We're on FreeSat and apart from weather related signal loss and subsequent breakup of picture I've not noticed any "compromised" pictures. I didn't notice any on FreeView systems at work either. Not been on Sky or used cable for nearly a decade so no idea what happens there.
Don't know about DAB, that's a different system, even if similar technologies.
but if there were less channels (can the +1 ones for start) on a mux then each channel could use a higher bitrate (doesn't matter about compresson - more data is more data) and the uncompressed signal at the other end will be higher quality, even though it is the same resolution.
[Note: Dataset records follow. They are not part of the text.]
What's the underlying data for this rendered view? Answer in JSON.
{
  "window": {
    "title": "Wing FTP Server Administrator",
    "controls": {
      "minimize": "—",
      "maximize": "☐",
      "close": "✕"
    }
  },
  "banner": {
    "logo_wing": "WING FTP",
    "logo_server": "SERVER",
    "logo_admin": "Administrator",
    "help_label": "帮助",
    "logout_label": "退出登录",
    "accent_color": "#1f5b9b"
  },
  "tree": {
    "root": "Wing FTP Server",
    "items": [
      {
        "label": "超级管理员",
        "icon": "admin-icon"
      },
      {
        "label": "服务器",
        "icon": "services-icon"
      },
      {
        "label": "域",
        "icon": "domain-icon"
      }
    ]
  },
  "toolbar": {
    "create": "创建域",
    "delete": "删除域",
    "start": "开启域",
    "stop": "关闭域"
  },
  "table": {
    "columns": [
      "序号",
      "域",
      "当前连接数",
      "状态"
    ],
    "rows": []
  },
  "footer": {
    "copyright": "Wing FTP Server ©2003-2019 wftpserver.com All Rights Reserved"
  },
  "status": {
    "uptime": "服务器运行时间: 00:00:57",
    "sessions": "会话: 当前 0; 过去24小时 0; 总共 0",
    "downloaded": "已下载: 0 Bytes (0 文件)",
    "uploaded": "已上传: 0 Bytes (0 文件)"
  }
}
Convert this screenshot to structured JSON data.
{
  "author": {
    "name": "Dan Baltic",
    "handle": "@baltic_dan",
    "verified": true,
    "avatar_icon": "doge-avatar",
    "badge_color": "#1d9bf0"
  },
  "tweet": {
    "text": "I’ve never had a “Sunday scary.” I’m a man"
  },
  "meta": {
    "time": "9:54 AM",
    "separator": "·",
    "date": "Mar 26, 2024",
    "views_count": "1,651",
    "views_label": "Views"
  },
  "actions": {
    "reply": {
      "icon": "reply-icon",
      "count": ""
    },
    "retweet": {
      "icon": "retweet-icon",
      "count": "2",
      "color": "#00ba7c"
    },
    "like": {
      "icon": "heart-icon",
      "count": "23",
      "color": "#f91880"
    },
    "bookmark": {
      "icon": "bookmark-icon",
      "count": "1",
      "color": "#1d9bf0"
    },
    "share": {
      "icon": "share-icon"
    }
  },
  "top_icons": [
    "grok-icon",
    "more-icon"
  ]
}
A bit like how GOT on bluray was a lot better than the Amzon Prime feed even though the Amazon compresson algorithyms are suppossed to be some of the best. same res but much higher data rates.
No read everything above, but there are issues with digital / freeview where say a new or improved phone mast has appeared and something about 4g, worth looking for local info, FB pages. We had a new vodaphone mast and they said they wrote to all folk in the area but not us, anyway man came round with some filter things and we are OK now.
The broadcasters *could* do that but it's a while since I've been in a broadcast head-end room (understandably they are rather secure places!) so I don't know if they actually do. A lot is down to economics - the use of a transponder on a satellite isn't cheap so there's pressure to use the available space as best they can. Sky don't own the satellites they use BTW, they just lease the transponders.
Bit-rate in a DVB system isn't continuous, there's a set of permitted values depending on guard interval and coding rate - look at the DVB-T entry on Wikipedia for what these are. DVB-T is the transmission standard for SD, T2 is for HD, usually QAM64 is used for terrestrial and cable broadcast and QPSK for satellite, I can't remember ever seeing a mux use QAM16. Most T2 transmissions use QAM256.
Internet based video services use adaptive streaming like DASH so you get the best bit-rate that your device and the network between it and the head-end can support.
Anyway, I quite like the +1 channels, they let me see two programmes that otherwise would clash!
Neighbour has a crap old motorised mower.